Tyler Flowers has hit six home runs this season. Two of which came in back-to-back days at the start of the season, and now two more have come in back-to-back days this weekend. A massive, towering fly ball off his bat to left field tied the game 1-1 in the bottom of the third inning.
Gordon Beckham, remarkably only playing his 14th game of the season, capped off a fourth inning rally by lashing a liner into the left field corner. The double brought home Paul Konerko and extended the White Sox lead to 3-1, after a Conor Gillaspie sacrifice fly had broken the tie earlier in the inning.
But there is no talk about the marginal success of the offense ever without another improbably brilliant start pitching performance behind it. Hector Santiago, a non-prospect in a bad farm system, stuck in High-A as a 24 year-old as recently as two years ago, carried the Sox into the seventh inning with only a Coco Crisp solo home run on his tab. Santiago was pulled after walking Josh Reddick with one out in the seventh, and had an unearned run added to his line when Matt Thornton’s pickoff throw to first bounced out of Konerko’s glove.

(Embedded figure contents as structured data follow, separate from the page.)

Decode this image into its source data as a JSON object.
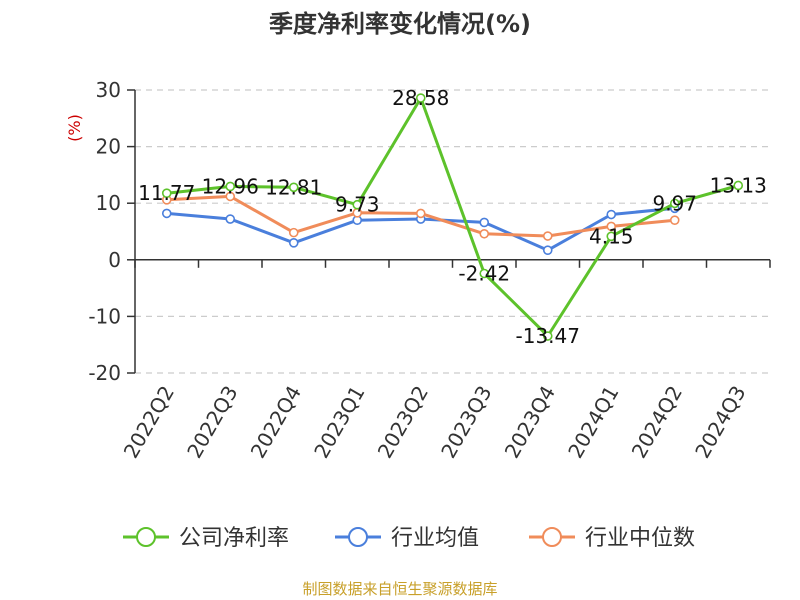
{
  "chart_data": {
    "type": "line",
    "title": "季度净利率变化情况(%)",
    "ylabel": "(%)",
    "xlabel": "",
    "categories": [
      "2022Q2",
      "2022Q3",
      "2022Q4",
      "2023Q1",
      "2023Q2",
      "2023Q3",
      "2023Q4",
      "2024Q1",
      "2024Q2",
      "2024Q3"
    ],
    "ylim": [
      -20,
      30
    ],
    "yticks": [
      -20,
      -10,
      0,
      10,
      20,
      30
    ],
    "grid": true,
    "legend_position": "bottom",
    "series": [
      {
        "name": "公司净利率",
        "color": "#5dc22b",
        "values": [
          11.77,
          12.96,
          12.81,
          9.73,
          28.58,
          -2.42,
          -13.47,
          4.15,
          9.97,
          13.13
        ],
        "labels": [
          "11.77",
          "12.96",
          "12.81",
          "9.73",
          "28.58",
          "-2.42",
          "-13.47",
          "4.15",
          "9.97",
          "13.13"
        ]
      },
      {
        "name": "行业均值",
        "color": "#4a7fdc",
        "values": [
          8.2,
          7.2,
          3.0,
          7.0,
          7.2,
          6.6,
          1.7,
          8.0,
          9.1,
          null
        ]
      },
      {
        "name": "行业中位数",
        "color": "#f08c5a",
        "values": [
          10.6,
          11.2,
          4.8,
          8.3,
          8.2,
          4.6,
          4.2,
          5.9,
          7.0,
          null
        ]
      }
    ]
  },
  "source": "制图数据来自恒生聚源数据库"
}
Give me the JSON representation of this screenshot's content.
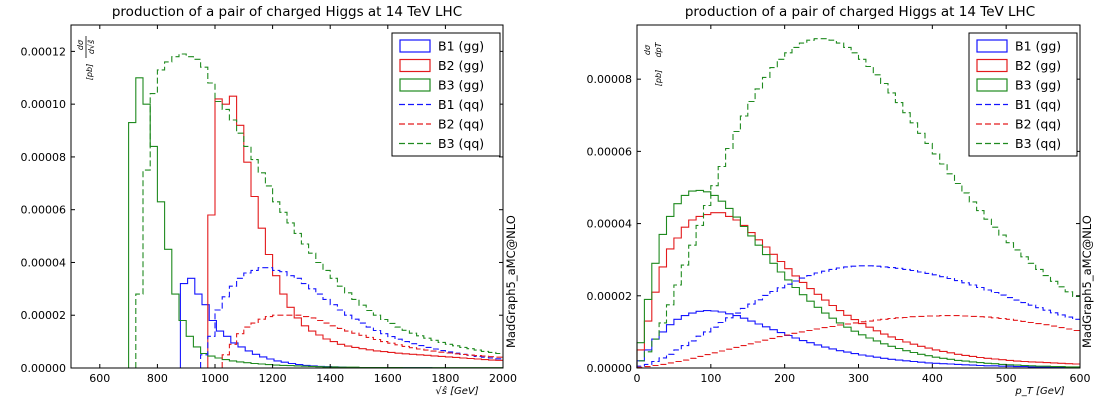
{
  "colors": {
    "blue": "#1414ff",
    "red": "#e31a1c",
    "green": "#1f8a1f"
  },
  "chart_data": [
    {
      "type": "line",
      "drawstyle": "step",
      "title": "production of a pair of charged Higgs at 14 TeV LHC",
      "xlabel": "√ŝ  [GeV]",
      "ylabel": "dσ/d√ŝ [pb]",
      "side_label": "MadGraph5_aMC@NLO",
      "xlim": [
        500,
        2000
      ],
      "ylim": [
        0,
        0.00013
      ],
      "xticks": [
        "600",
        "800",
        "1000",
        "1200",
        "1400",
        "1600",
        "1800",
        "2000"
      ],
      "yticks": [
        "0.00000",
        "0.00002",
        "0.00004",
        "0.00006",
        "0.00008",
        "0.00010",
        "0.00012"
      ],
      "legend": "top-right",
      "series": [
        {
          "name": "B1 (gg)",
          "color": "blue",
          "dash": false,
          "x0": 880,
          "step": 25,
          "values": [
            3.2e-05,
            3.4e-05,
            2.8e-05,
            2.4e-05,
            1.8e-05,
            1.4e-05,
            1.2e-05,
            9.5e-06,
            8e-06,
            6.5e-06,
            5.2e-06,
            4.2e-06,
            3.4e-06,
            2.7e-06,
            2.2e-06,
            1.7e-06,
            1.3e-06,
            1e-06,
            8e-07,
            6e-07,
            5e-07,
            4e-07,
            3e-07,
            2e-07,
            2e-07,
            1e-07,
            1e-07,
            1e-07,
            1e-07,
            1e-07,
            1e-07,
            1e-07,
            1e-07,
            1e-07,
            1e-07
          ]
        },
        {
          "name": "B2 (gg)",
          "color": "red",
          "dash": false,
          "x0": 975,
          "step": 25,
          "values": [
            5.8e-05,
            0.000102,
            0.0001,
            0.000103,
            9.2e-05,
            7.8e-05,
            6.5e-05,
            5.3e-05,
            4.3e-05,
            3.5e-05,
            2.8e-05,
            2.3e-05,
            1.9e-05,
            1.6e-05,
            1.4e-05,
            1.25e-05,
            1.1e-05,
            1e-05,
            9e-06,
            8.3e-06,
            7.8e-06,
            7.3e-06,
            6.9e-06,
            6.5e-06,
            6.2e-06,
            5.9e-06,
            5.6e-06,
            5.4e-06,
            5.2e-06,
            5e-06,
            4.8e-06,
            4.6e-06,
            4.4e-06,
            4.2e-06,
            4e-06,
            3.8e-06,
            3.6e-06,
            3.4e-06,
            3.2e-06,
            3e-06,
            2.9e-06
          ]
        },
        {
          "name": "B3 (gg)",
          "color": "green",
          "dash": false,
          "x0": 700,
          "step": 25,
          "values": [
            9.3e-05,
            0.00011,
            0.0001,
            8.4e-05,
            6.3e-05,
            4.5e-05,
            2.8e-05,
            1.8e-05,
            1.2e-05,
            8e-06,
            5.5e-06,
            4.5e-06,
            3.8e-06,
            3.2e-06,
            2.7e-06,
            2.3e-06,
            2e-06,
            1.7e-06,
            1.5e-06,
            1.3e-06,
            1.1e-06,
            1e-06,
            9e-07,
            8e-07,
            7e-07,
            6e-07,
            5e-07,
            4e-07,
            4e-07,
            3e-07,
            3e-07,
            3e-07,
            2e-07,
            2e-07,
            2e-07,
            2e-07,
            2e-07,
            2e-07,
            1e-07,
            1e-07,
            1e-07,
            1e-07,
            1e-07,
            1e-07,
            1e-07,
            1e-07,
            1e-07,
            1e-07,
            1e-07,
            1e-07,
            1e-07,
            1e-07
          ]
        },
        {
          "name": "B1 (qq)",
          "color": "blue",
          "dash": true,
          "x0": 950,
          "step": 25,
          "values": [
            5e-06,
            1.2e-05,
            2.2e-05,
            2.7e-05,
            3.1e-05,
            3.4e-05,
            3.6e-05,
            3.7e-05,
            3.8e-05,
            3.8e-05,
            3.7e-05,
            3.65e-05,
            3.5e-05,
            3.4e-05,
            3.2e-05,
            3e-05,
            2.8e-05,
            2.6e-05,
            2.4e-05,
            2.2e-05,
            2e-05,
            1.85e-05,
            1.7e-05,
            1.55e-05,
            1.42e-05,
            1.3e-05,
            1.19e-05,
            1.09e-05,
            1e-05,
            9.2e-06,
            8.5e-06,
            7.8e-06,
            7.2e-06,
            6.6e-06,
            6.1e-06,
            5.6e-06,
            5.2e-06,
            4.8e-06,
            4.4e-06,
            4.1e-06,
            3.8e-06,
            3.5e-06
          ]
        },
        {
          "name": "B2 (qq)",
          "color": "red",
          "dash": true,
          "x0": 1025,
          "step": 25,
          "values": [
            5e-06,
            9e-06,
            1.3e-05,
            1.55e-05,
            1.7e-05,
            1.85e-05,
            1.95e-05,
            2e-05,
            2e-05,
            2e-05,
            2e-05,
            1.95e-05,
            1.9e-05,
            1.8e-05,
            1.7e-05,
            1.6e-05,
            1.5e-05,
            1.4e-05,
            1.32e-05,
            1.24e-05,
            1.16e-05,
            1.08e-05,
            1e-05,
            9.4e-06,
            8.8e-06,
            8.2e-06,
            7.7e-06,
            7.2e-06,
            6.8e-06,
            6.4e-06,
            6e-06,
            5.7e-06,
            5.4e-06,
            5.1e-06,
            4.9e-06,
            4.7e-06,
            4.5e-06,
            4.3e-06,
            4.1e-06
          ]
        },
        {
          "name": "B3 (qq)",
          "color": "green",
          "dash": true,
          "x0": 725,
          "step": 25,
          "values": [
            2.8e-05,
            7.5e-05,
            0.000104,
            0.000113,
            0.000116,
            0.000118,
            0.000119,
            0.000118,
            0.000117,
            0.000114,
            0.000108,
            0.000101,
            9.8e-05,
            9.4e-05,
            8.9e-05,
            8.4e-05,
            7.9e-05,
            7.4e-05,
            6.9e-05,
            6.3e-05,
            5.9e-05,
            5.5e-05,
            5.1e-05,
            4.7e-05,
            4.35e-05,
            4e-05,
            3.7e-05,
            3.4e-05,
            3.1e-05,
            2.85e-05,
            2.6e-05,
            2.38e-05,
            2.18e-05,
            2e-05,
            1.84e-05,
            1.69e-05,
            1.55e-05,
            1.43e-05,
            1.32e-05,
            1.22e-05,
            1.13e-05,
            1.05e-05,
            9.7e-06,
            9e-06,
            8.4e-06,
            7.8e-06,
            7.3e-06,
            6.8e-06,
            6.3e-06,
            5.9e-06,
            5.5e-06
          ]
        }
      ]
    },
    {
      "type": "line",
      "drawstyle": "step",
      "title": "production of a pair of charged Higgs at 14 TeV LHC",
      "xlabel": "p_T  [GeV]",
      "ylabel": "dσ/dp_T",
      "side_label": "MadGraph5_aMC@NLO",
      "xlim": [
        0,
        600
      ],
      "ylim": [
        0,
        9.5e-05
      ],
      "xticks": [
        "0",
        "100",
        "200",
        "300",
        "400",
        "500",
        "600"
      ],
      "yticks": [
        "0.00000",
        "0.00002",
        "0.00004",
        "0.00006",
        "0.00008"
      ],
      "legend": "top-right",
      "series": [
        {
          "name": "B1 (gg)",
          "color": "blue",
          "dash": false,
          "x0": 0,
          "step": 10,
          "values": [
            2e-06,
            5e-06,
            8e-06,
            1e-05,
            1.2e-05,
            1.35e-05,
            1.45e-05,
            1.52e-05,
            1.57e-05,
            1.59e-05,
            1.58e-05,
            1.55e-05,
            1.5e-05,
            1.45e-05,
            1.38e-05,
            1.3e-05,
            1.22e-05,
            1.14e-05,
            1.06e-05,
            9.8e-06,
            9e-06,
            8.3e-06,
            7.6e-06,
            7e-06,
            6.4e-06,
            5.8e-06,
            5.3e-06,
            4.8e-06,
            4.4e-06,
            4e-06,
            3.6e-06,
            3.3e-06,
            3e-06,
            2.7e-06,
            2.4e-06,
            2.2e-06,
            2e-06,
            1.8e-06,
            1.6e-06,
            1.4e-06,
            1.3e-06,
            1.2e-06,
            1.1e-06,
            1e-06,
            9e-07,
            8e-07,
            7e-07,
            6e-07,
            6e-07,
            5e-07,
            5e-07,
            4e-07,
            4e-07,
            3e-07,
            3e-07,
            3e-07,
            2e-07,
            2e-07,
            2e-07,
            2e-07
          ]
        },
        {
          "name": "B2 (gg)",
          "color": "red",
          "dash": false,
          "x0": 0,
          "step": 10,
          "values": [
            5e-06,
            1.3e-05,
            2.1e-05,
            2.8e-05,
            3.3e-05,
            3.6e-05,
            3.9e-05,
            4.1e-05,
            4.2e-05,
            4.25e-05,
            4.3e-05,
            4.3e-05,
            4.2e-05,
            4.1e-05,
            3.95e-05,
            3.75e-05,
            3.55e-05,
            3.35e-05,
            3.15e-05,
            2.95e-05,
            2.75e-05,
            2.55e-05,
            2.37e-05,
            2.2e-05,
            2.04e-05,
            1.88e-05,
            1.73e-05,
            1.59e-05,
            1.46e-05,
            1.34e-05,
            1.23e-05,
            1.13e-05,
            1.03e-05,
            9.4e-06,
            8.6e-06,
            7.9e-06,
            7.2e-06,
            6.6e-06,
            6e-06,
            5.5e-06,
            5e-06,
            4.6e-06,
            4.2e-06,
            3.8e-06,
            3.5e-06,
            3.2e-06,
            2.9e-06,
            2.7e-06,
            2.5e-06,
            2.3e-06,
            2.1e-06,
            1.9e-06,
            1.8e-06,
            1.7e-06,
            1.6e-06,
            1.5e-06,
            1.4e-06,
            1.3e-06,
            1.2e-06,
            1.1e-06
          ]
        },
        {
          "name": "B3 (gg)",
          "color": "green",
          "dash": false,
          "x0": 0,
          "step": 10,
          "values": [
            7e-06,
            1.9e-05,
            2.9e-05,
            3.7e-05,
            4.2e-05,
            4.55e-05,
            4.78e-05,
            4.9e-05,
            4.92e-05,
            4.88e-05,
            4.78e-05,
            4.62e-05,
            4.42e-05,
            4.18e-05,
            3.92e-05,
            3.66e-05,
            3.4e-05,
            3.14e-05,
            2.9e-05,
            2.66e-05,
            2.44e-05,
            2.23e-05,
            2.03e-05,
            1.85e-05,
            1.68e-05,
            1.52e-05,
            1.38e-05,
            1.25e-05,
            1.13e-05,
            1.02e-05,
            9.2e-06,
            8.3e-06,
            7.5e-06,
            6.7e-06,
            6e-06,
            5.4e-06,
            4.8e-06,
            4.3e-06,
            3.8e-06,
            3.4e-06,
            3e-06,
            2.7e-06,
            2.4e-06,
            2.1e-06,
            1.9e-06,
            1.7e-06,
            1.5e-06,
            1.3e-06,
            1.2e-06,
            1e-06,
            9e-07,
            8e-07,
            7e-07,
            6e-07,
            5e-07,
            5e-07,
            4e-07,
            4e-07,
            3e-07,
            3e-07
          ]
        },
        {
          "name": "B1 (qq)",
          "color": "blue",
          "dash": true,
          "x0": 0,
          "step": 10,
          "values": [
            5e-07,
            1e-06,
            1.8e-06,
            2.8e-06,
            3.8e-06,
            5e-06,
            6.2e-06,
            7.5e-06,
            8.8e-06,
            1e-05,
            1.13e-05,
            1.26e-05,
            1.39e-05,
            1.52e-05,
            1.65e-05,
            1.77e-05,
            1.89e-05,
            2.01e-05,
            2.12e-05,
            2.22e-05,
            2.32e-05,
            2.41e-05,
            2.49e-05,
            2.56e-05,
            2.63e-05,
            2.68e-05,
            2.73e-05,
            2.77e-05,
            2.8e-05,
            2.82e-05,
            2.83e-05,
            2.83e-05,
            2.82e-05,
            2.8e-05,
            2.78e-05,
            2.76e-05,
            2.73e-05,
            2.7e-05,
            2.66e-05,
            2.62e-05,
            2.58e-05,
            2.53e-05,
            2.48e-05,
            2.42e-05,
            2.36e-05,
            2.3e-05,
            2.23e-05,
            2.16e-05,
            2.09e-05,
            2.02e-05,
            1.95e-05,
            1.88e-05,
            1.81e-05,
            1.74e-05,
            1.67e-05,
            1.6e-05,
            1.53e-05,
            1.47e-05,
            1.41e-05,
            1.35e-05
          ]
        },
        {
          "name": "B2 (qq)",
          "color": "red",
          "dash": true,
          "x0": 0,
          "step": 10,
          "values": [
            2e-07,
            4e-07,
            7e-07,
            1e-06,
            1.4e-06,
            1.8e-06,
            2.2e-06,
            2.7e-06,
            3.2e-06,
            3.7e-06,
            4.2e-06,
            4.7e-06,
            5.2e-06,
            5.7e-06,
            6.2e-06,
            6.7e-06,
            7.2e-06,
            7.7e-06,
            8.2e-06,
            8.7e-06,
            9.1e-06,
            9.6e-06,
            1e-05,
            1.04e-05,
            1.08e-05,
            1.12e-05,
            1.15e-05,
            1.19e-05,
            1.22e-05,
            1.25e-05,
            1.28e-05,
            1.3e-05,
            1.33e-05,
            1.35e-05,
            1.37e-05,
            1.39e-05,
            1.4e-05,
            1.42e-05,
            1.43e-05,
            1.44e-05,
            1.44e-05,
            1.45e-05,
            1.45e-05,
            1.45e-05,
            1.44e-05,
            1.43e-05,
            1.42e-05,
            1.41e-05,
            1.39e-05,
            1.37e-05,
            1.35e-05,
            1.32e-05,
            1.29e-05,
            1.26e-05,
            1.23e-05,
            1.2e-05,
            1.16e-05,
            1.12e-05,
            1.08e-05,
            1.04e-05
          ]
        },
        {
          "name": "B3 (qq)",
          "color": "green",
          "dash": true,
          "x0": 0,
          "step": 10,
          "values": [
            2e-06,
            4.5e-06,
            8e-06,
            1.25e-05,
            1.75e-05,
            2.3e-05,
            2.85e-05,
            3.4e-05,
            3.95e-05,
            4.5e-05,
            5.05e-05,
            5.58e-05,
            6.08e-05,
            6.55e-05,
            6.98e-05,
            7.38e-05,
            7.73e-05,
            8.05e-05,
            8.32e-05,
            8.55e-05,
            8.73e-05,
            8.88e-05,
            9e-05,
            9.08e-05,
            9.12e-05,
            9.12e-05,
            9.08e-05,
            9e-05,
            8.88e-05,
            8.73e-05,
            8.55e-05,
            8.35e-05,
            8.12e-05,
            7.88e-05,
            7.62e-05,
            7.35e-05,
            7.07e-05,
            6.79e-05,
            6.5e-05,
            6.22e-05,
            5.93e-05,
            5.65e-05,
            5.38e-05,
            5.11e-05,
            4.85e-05,
            4.6e-05,
            4.36e-05,
            4.12e-05,
            3.9e-05,
            3.68e-05,
            3.47e-05,
            3.27e-05,
            3.08e-05,
            2.9e-05,
            2.73e-05,
            2.56e-05,
            2.4e-05,
            2.25e-05,
            2.11e-05,
            1.98e-05
          ]
        }
      ]
    }
  ]
}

Santiago’s control remains problematic, he did nothing on Sunday to lower the troublesome 1.11 home runs per nine innings average he’s maintained for his career and he still seems reliant on a fastball-changeup combo above all else, which makes him not nearly as effective against lefties as he should be. But the success–like it has for so many seemingly unworthy contributors under Don Cooper’s tutelage–continues, the strikeouts keep coming and the opportunities keep getting earned.
Despite the relative breakthrough, Oakland starter A.J. Griffin started the eighth inning and didn’t crack the 100-pitch barrier until Alex Rios ripped a low-and-in fastball to the second row of the left-center bleachers for the rare White Sox insurance run.
After Matt Thornton got Crisp to pop-out to end the threat in the seventh, the White Sox got to turn to the infallible part of their bullpen, getting two perfect innings and four strikeouts from Jesse Crain and Addison Reed.
Despite another forgettable day at the plate for Conor Gillaspie–he’s been sub-.600 OPS since May 1–he contributed three diving stops at third base and earned himself a post-game interview for his trouble.